The Tales of Thaw
In the post-war decade Stalin's strangle still held the breathe but in the end of 1950-ies some free air was allowed, though this freedom was an illusion.

Nowadays the reality of 1940-1950-s looks more like a frightening grotesque. Boris Sveshnikov had to spend seven years on the forest felling as a result of a fabricated trial, and his art held the scent of phantasmagoria and illusion. He illustrated books as a means to earn money and created wonderful drawings to many fantastic, romantic and symbolic novels. The beautiful and the disgusting started living side by side in Boris Sveshnikov's artworks, the verge being thin and even erased the Kafkian way.

Vasily Sitnikov spent three years in a psychiatric prison, where he developed two ways to escape intolerable reality: he either cultivated an image of a grotesque jester, or made artworks inspired by his own fantasy born in the exalted state of mind. His cosmic portrayal of freedom, of endless fields and flying Soul show the power of Sitnikov's stamina, creativity and desire for the breakout to unlimited nowhere.
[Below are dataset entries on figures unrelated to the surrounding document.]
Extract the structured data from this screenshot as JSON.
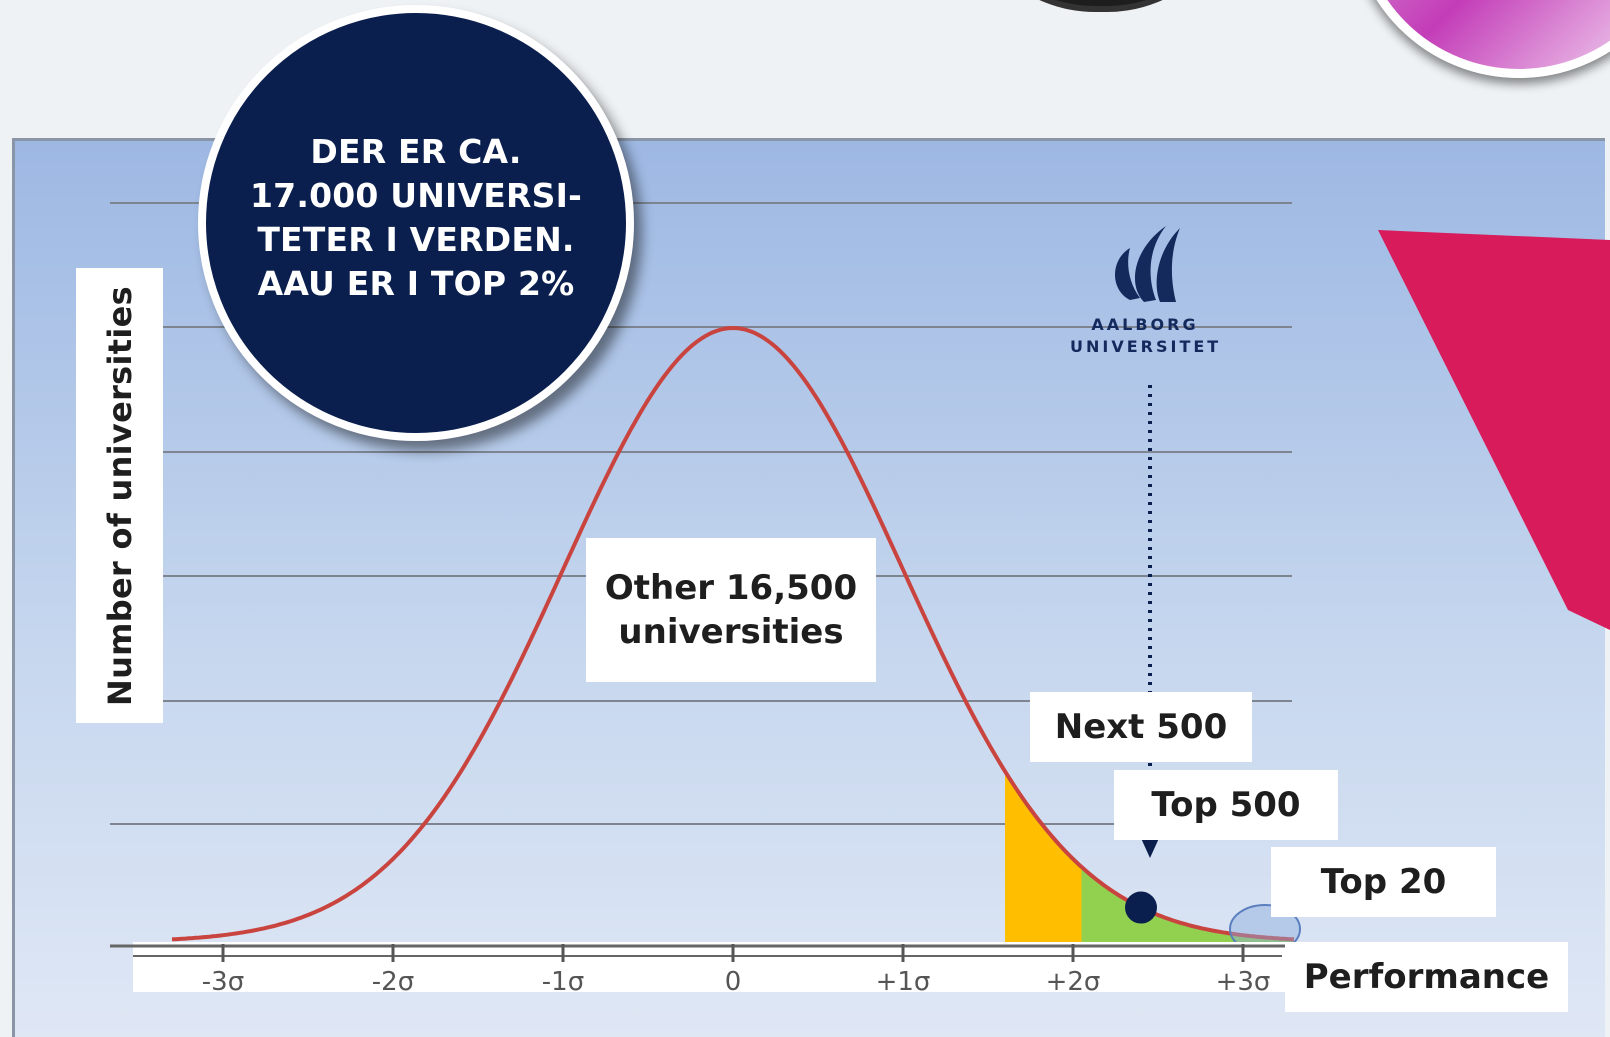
{
  "callout": {
    "text": "DER ER CA.\n17.000 UNIVERSI-\nTETER I VERDEN.\nAAU ER I TOP 2%"
  },
  "logo": {
    "line1": "AALBORG",
    "line2": "UNIVERSITET",
    "icon": "aau-wave-logo-icon"
  },
  "colors": {
    "curve": "#c9443f",
    "next500_fill": "#ffbf00",
    "top500_fill": "#92d050",
    "marker": "#0b1f4f",
    "accent_pink": "#d81b5a"
  },
  "chart_data": {
    "type": "area",
    "curve": "normal distribution",
    "ylabel": "Number of universities",
    "xlabel": "Performance",
    "x_ticks": [
      "-3σ",
      "-2σ",
      "-1σ",
      "0",
      "+1σ",
      "+2σ",
      "+3σ"
    ],
    "x_range": [
      -3.3,
      3.3
    ],
    "grid": true,
    "regions": [
      {
        "name": "Other 16,500 universities",
        "x_from": -3.3,
        "x_to": 1.6
      },
      {
        "name": "Next 500",
        "x_from": 1.6,
        "x_to": 2.05
      },
      {
        "name": "Top 500",
        "x_from": 2.05,
        "x_to": 3.0
      },
      {
        "name": "Top 20",
        "x_from": 3.0,
        "x_to": 3.3
      }
    ],
    "labels": {
      "other": "Other 16,500\nuniversities",
      "next500": "Next 500",
      "top500": "Top 500",
      "top20": "Top 20"
    },
    "marker": {
      "label": "AALBORG UNIVERSITET",
      "x": 2.4
    }
  }
}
Aleksander Kharitonov is the most joyous storyteller out of all non-conformist artists. His kind, illusionary characters live in a graceful world full of harmony and peace, one can almost feel this ephemerality physically. Kharitonov's paintings are calm and contemplative, so different from Sveshnikov's phantasmagoria.

The gallery shows more than 30 early works by Aleksander Kharitonov (1932–1993), Boris Sveshnikov (1927–1998) and Vasily Sitnikov (1915–1987) from private collections.